Montréal, Leméac, 1990

Jérôme (341 - 420). Né en Dalmatie (Yougoslavie d'aujourd'hui) dans les temps qui précèdent l'effondrement de l'Empire romain, il fut le premier à s'interroger sur la validité des textes sacrés dont il se fit le traducteur dans la Vulgate devenue texte officiel de l'Eglise d'Occident. Il fut aussi le premier à donner à la femme une place prépondérante dans la vie intellectuelle de la chrétienté naissante.« Mundus senescit! - le monde, en effet, se faisait de plus en plus vieux, la parousie pouvait à tout moment survenir, des hordes de Barbares guettaient comme des vautours aux portes de l'Empire l'instant propice de se jeter sur ses dépouilles.
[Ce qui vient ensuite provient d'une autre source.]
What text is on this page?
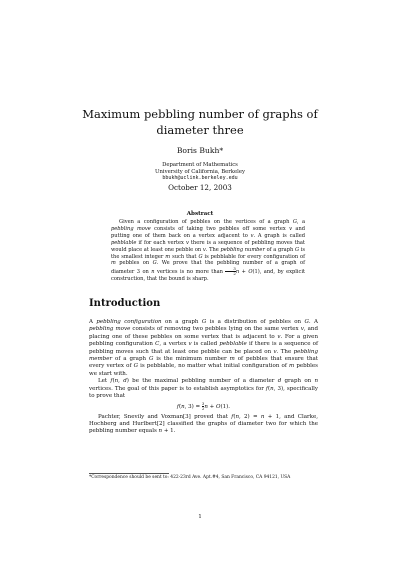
Maximum pebbling number of graphs of diameter three
Boris Bukh*
Department of Mathematics
University of California, Berkeley
bbukh@uclink.berkeley.edu
October 12, 2003
Abstract

Given a configuration of pebbles on the vertices of a graph G, a pebbling move consists of taking two pebbles off some vertex v and putting one of them back on a vertex adjacent to v. A graph is called pebblable if for each vertex v there is a sequence of pebbling moves that would place at least one pebble on v. The pebbling number of a graph G is the smallest integer m such that G is pebblable for every configuration of m pebbles on G. We prove that the pebbling number of a graph of diameter 3 on n vertices is no more than $\frac{3}{2}$ n + O(1), and, by explicit construction, that the bound is sharp.

Introduction

A pebbling configuration on a graph G is a distribution of pebbles on G. A pebbling move consists of removing two pebbles lying on the same vertex v, and placing one of these pebbles on some vertex that is adjacent to v. For a given pebbling configuration C, a vertex v is called pebblable if there is a sequence of pebbling moves such that at least one pebble can be placed on v. The pebbling member of a graph G is the minimum number m of pebbles that ensure that every vertex of G is pebblable, no matter what initial configuration of m pebbles we start with.

Let f(n, d) be the maximal pebbling number of a diameter d graph on n vertices. The goal of this paper is to establish asymptotics for f(n, 3), specifically to prove that

f(n, $3) = \frac{3}{2}$ n + O(1).

Pachter, Snevily and Voxman[3] proved that f(n, 2) = n + 1, and Clarke, Hochberg and Hurlbert[2] classified the graphs of diameter two for which the pebbling number equals n + 1.

*Correspondence should be sent to: 422-23rd Ave. Apt.#4, San Francisco, CA 94121, USA
1
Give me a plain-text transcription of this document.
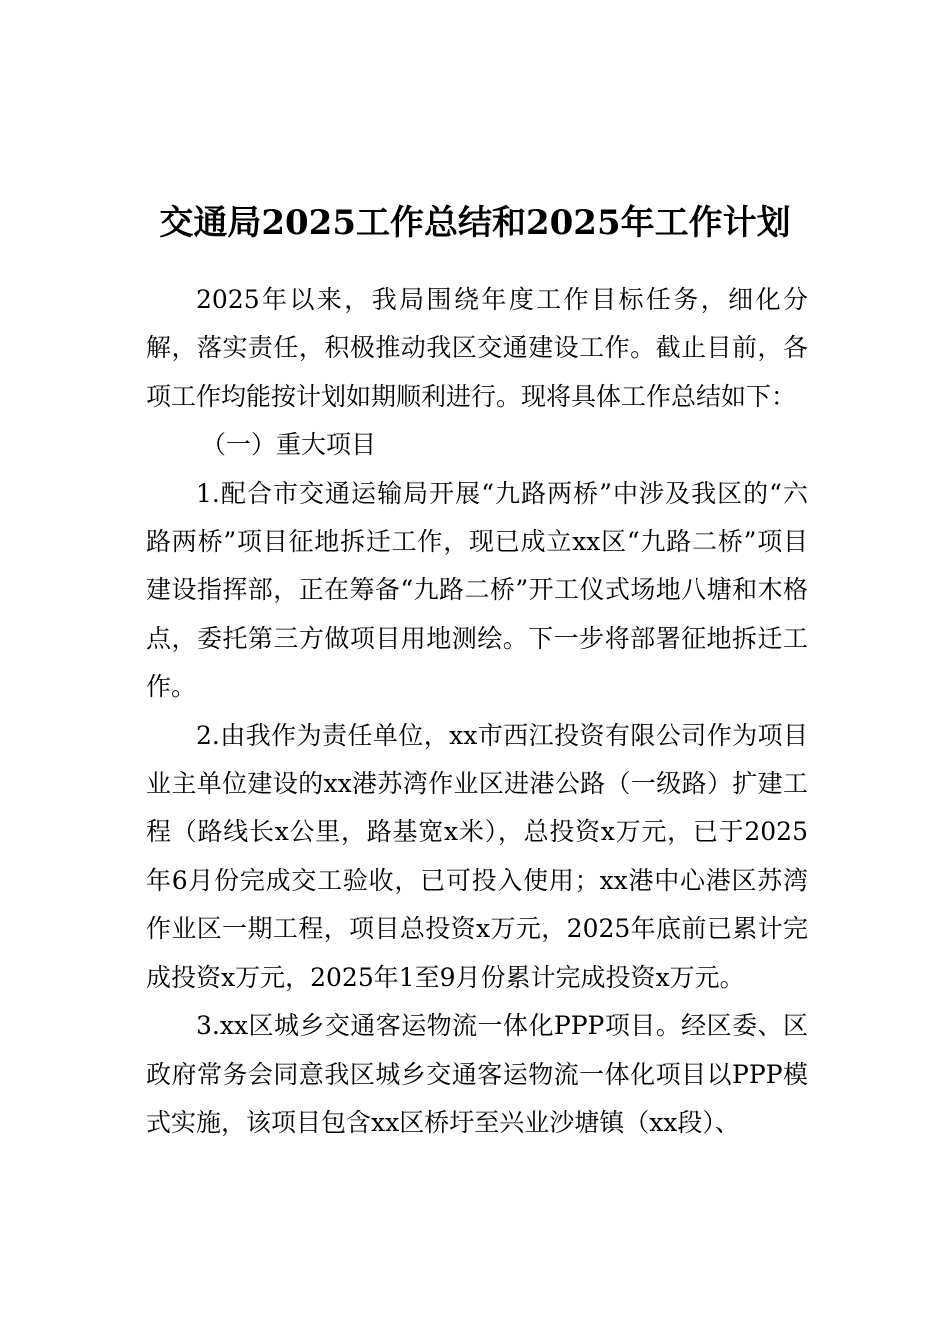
交通局2025工作总结和2025年工作计划

2025年以来，我局围绕年度工作目标任务，细化分解，落实责任，积极推动我区交通建设工作。截止目前，各项工作均能按计划如期顺利进行。现将具体工作总结如下：

（一）重大项目

1.配合市交通运输局开展“九路两桥”中涉及我区的“六路两桥”项目征地拆迁工作，现已成立xx区“九路二桥”项目建设指挥部，正在筹备“九路二桥”开工仪式场地八塘和木格点，委托第三方做项目用地测绘。下一步将部署征地拆迁工作。

2.由我作为责任单位，xx市西江投资有限公司作为项目业主单位建设的xx港苏湾作业区进港公路（一级路）扩建工程（路线长x公里，路基宽x米），总投资x万元，已于2025年6月份完成交工验收，已可投入使用；xx港中心港区苏湾作业区一期工程，项目总投资x万元，2025年底前已累计完成投资x万元，2025年1至9月份累计完成投资x万元。

3.xx区城乡交通客运物流一体化PPP项目。经区委、区政府常务会同意我区城乡交通客运物流一体化项目以PPP模式实施，该项目包含xx区桥圩至兴业沙塘镇（xx段）、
Et Jérôme inlassablement trouvait matière à ses veilles pour scruter quelque trace obscure de ce qui avait été un sens, pour traquer l'incongruité dans son éclat une voyelle éteinte. Il était à lui seul l'avenir parce qu'il portait ses regards dans les entrailles du temps - si tant est que le temps ait toujours quelque chose à voir avec ces antiques mémoires mi-humaines, mi-divines, où seule transparaît encore, résolue et superbe, l'ombre de l'éternité. »

 

Essayiste et polémiste, Jean Marcel livre ici le second volet de son Triptyque des temps perdus dont le premier, Hypatie ou la fin des dieux lui a valu de Prix Molson de l'Académie canadienne-francaise.